View Single Post
Old 03-27-07, 11:15 AM
  #2  
well biked
Senior Member
 
well biked's Avatar
 
Join Date: Jul 2005
Posts: 7,487
Mentioned: 1 Post(s)
Tagged: 0 Thread(s)
Quoted: 140 Post(s)
Liked 162 Times in 89 Posts
Regarding the brakes, you should measure the reach needed from the brake mount hole to the center of the rim brake surface of a 700c rim, then make sure you get brakes that will adjust for that much reach.

The other issue might be rear dropout spacing. Since most older bikes with 27" wheels have freewheel hubs that require less space between the rear dropouts than newer cassette hubs, you likely have a frame that doesn't have the correct dropout spacing for a modern hub (assuming you're going to be using a modern cassette hub).
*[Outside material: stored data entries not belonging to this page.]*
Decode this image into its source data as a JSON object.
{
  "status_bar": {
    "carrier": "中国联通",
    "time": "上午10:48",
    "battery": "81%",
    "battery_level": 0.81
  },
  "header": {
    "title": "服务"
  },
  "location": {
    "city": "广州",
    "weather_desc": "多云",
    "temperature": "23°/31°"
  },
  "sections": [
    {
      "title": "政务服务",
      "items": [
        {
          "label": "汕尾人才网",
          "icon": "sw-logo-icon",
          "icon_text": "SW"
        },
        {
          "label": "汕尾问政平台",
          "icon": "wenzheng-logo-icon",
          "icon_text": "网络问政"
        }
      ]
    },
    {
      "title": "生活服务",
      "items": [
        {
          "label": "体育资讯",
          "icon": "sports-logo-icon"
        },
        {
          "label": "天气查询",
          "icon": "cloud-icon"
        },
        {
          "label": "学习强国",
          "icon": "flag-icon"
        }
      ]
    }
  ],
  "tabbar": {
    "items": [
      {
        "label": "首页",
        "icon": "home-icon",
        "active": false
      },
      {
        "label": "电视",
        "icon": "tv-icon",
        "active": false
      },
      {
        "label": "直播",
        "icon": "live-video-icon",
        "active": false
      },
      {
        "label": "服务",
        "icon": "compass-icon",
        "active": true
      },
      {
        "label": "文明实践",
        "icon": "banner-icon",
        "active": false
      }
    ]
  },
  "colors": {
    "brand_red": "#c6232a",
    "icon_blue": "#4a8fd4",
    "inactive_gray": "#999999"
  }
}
Bikes from the 1970's and very early '80's typically are spaced for 120mm hubs, and from the early '80's thru the late '80's or very early '90's, 126mm spacing was the common standard. Modern road cassette hubs are designed for rear dropouts with 130mm spacing.

The good news is that this is not by any means an insurmountable problem, especially since most older bikes have steel frames. If, for example, your bike currently has 120mm rear dropout spacing and you want to use a modern road hub, you will need to cold set the rear triangle (assuming your frame is steel), which means you will permanently bend the stays apart to fit the wider hubs. Instructions for this can be found on Sheldon Brown's website, under "frame spacing" I believe. If your frame has 126mm dropout spacing, you should be able to spread the frame by hand and squeeze a modern hub in since it's only a 4mm difference, but again if you really want to set it up right it can be "cold set" to 130mm-

edit: here's the link to Sheldon's site regarding cold setting a frame.
http://sheldonbrown.com/frame-spacing.html

And if you have to change the dropout spacing quite a lot (like 10mm), you should probably have your dropouts re-aligned after cold setting, the process does affect the dropout alignment. If you only change from 126mm to 130mm or something similar, it's not enough to be a problem from my experience.

Last edited by well biked; 03-27-07 at 11:48 AM.